Continental Focus, International Reach

SDX Energy Plc Sets out 2021 Plan in Egypt and Morocco

Tuesday, January 26, 2021

SDX Energy Plc has sets out its production and capex guidance for 2021 for its operations in Egypt and Morocco. Its 2021 capex guidance range of $25.0 – 26.5 million predominantly relates to one exploration and one development well in Egypt’s South Disouq together with workovers and the installation of an inlet compressor. Up to five new wells and workovers are planned in Morocco and up to four new wells and facilities upgrades at West Gharib.

Highlights of the work program follow:

  • South Disouq: One development well, Ibn Yunus-2X, and one exploration well, Hanut-1X, will be drilled consecutively, commencing in Q2 2021. The IY-2X well will access the western compartment of the Ibn Yunus field and is expected to be completed and tied back rapidly once drilled. The Hanut-1X well is targeting unrisked mean recoverable volumes of 139bcf with a 33% chance of success. The Company’s partner has confirmed that it will participate in both wells. An inlet compressor will be installed at the CPF site to maximise recovery from the fields, and several well workovers are also planned. Once the exploration concession extension that includes the Hanut and Mohsen prospects has been ratified by Parliament, the Company will pay its share of signature and training bonuses.
  • West Gharib: At least three infill development wells will be drilled with a fourth contingent upon field performance and the macroeconomic environment. One water injection well will be drilled, and additional facilities to support this project will be installed. Given the recent low oil price environment, only one development well was drilled in 2020.
  • Morocco: Four or five wells will be drilled in two campaigns in Q2 and Q4 2021. As the drilling rig is stacked in the Company’s yard in Morocco, there will be no significant mobilization cost and in addition splitting the campaign into two allocates the capital investment over approximately eight months which allows the cost of these wells to be comfortably covered by cash generated in that period. Four wells will target shallow biogenic gas that can be tied into the Company’s infrastructure quickly and at low cost. Furthermore, one of these wells will be deepened to test the Top Nappe prospectivity in the Company’s core production area. If the first Top Nappe test is successful, then a second well may also be deepened. On the assumption that the rig continues to be available after the drilling of the four firm wells, a fifth contingent well would target an additional prospect in the BMK area, which was derisked by the BMK-1 well in 2020. A workover program of up to nine wells will also be conducted, including re-perforation and sliding sleeve operations to exploit behind-pipe reserves and maximize production and recovery from the existing well stock.

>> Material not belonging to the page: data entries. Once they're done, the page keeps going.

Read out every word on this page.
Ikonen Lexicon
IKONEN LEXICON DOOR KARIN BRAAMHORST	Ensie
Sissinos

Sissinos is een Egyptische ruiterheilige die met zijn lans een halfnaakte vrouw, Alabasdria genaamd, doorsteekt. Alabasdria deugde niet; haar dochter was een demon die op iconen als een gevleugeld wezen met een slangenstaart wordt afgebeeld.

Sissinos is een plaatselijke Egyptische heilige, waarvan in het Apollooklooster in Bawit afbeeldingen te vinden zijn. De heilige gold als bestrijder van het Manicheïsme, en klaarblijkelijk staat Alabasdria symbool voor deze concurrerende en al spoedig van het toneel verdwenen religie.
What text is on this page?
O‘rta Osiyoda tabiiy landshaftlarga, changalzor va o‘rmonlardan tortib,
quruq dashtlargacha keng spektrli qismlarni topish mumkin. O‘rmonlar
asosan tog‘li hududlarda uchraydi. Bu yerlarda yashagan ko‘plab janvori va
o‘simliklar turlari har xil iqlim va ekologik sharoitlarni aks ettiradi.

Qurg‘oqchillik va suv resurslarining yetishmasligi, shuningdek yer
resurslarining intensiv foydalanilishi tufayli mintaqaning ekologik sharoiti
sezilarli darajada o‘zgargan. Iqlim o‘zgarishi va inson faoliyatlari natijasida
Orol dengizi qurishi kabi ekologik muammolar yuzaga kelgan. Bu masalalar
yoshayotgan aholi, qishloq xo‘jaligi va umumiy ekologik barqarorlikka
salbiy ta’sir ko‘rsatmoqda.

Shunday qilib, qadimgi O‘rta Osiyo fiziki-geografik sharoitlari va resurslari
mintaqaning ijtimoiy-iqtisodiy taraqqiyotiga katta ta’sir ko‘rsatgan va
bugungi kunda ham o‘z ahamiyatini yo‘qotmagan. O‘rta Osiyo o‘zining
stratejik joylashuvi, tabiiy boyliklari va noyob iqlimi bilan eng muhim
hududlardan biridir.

Mark Reid, CEO of SDX, commented: “I am pleased to provide our production and capex guidance for 2021, where after a very solid year of production in 2020, we continue on a similar profile, albeit with some contingency worked in for maintenance in Egypt. Partially offsetting this, I am very pleased to report that Moroccan production has returned to the levels seen before last year’s COVID-19 close down. This year’s expected operating cashflows, together with our existing cash of approximately $10 million, will provide ample liquidity to carry out a busy drilling campaign of nine to eleven wells targeting exploration and development opportunities in Egypt and Morocco, including the potentially transformational gross 139 Bcf Hanut-1X well in South Disouq in Egypt and the testing of our newly discovered Top Nappe play in Morocco. Furthermore, we expect that our EBRD credit facility will soon return to $10 million of availability and thus provide us with additional liquidity if required.”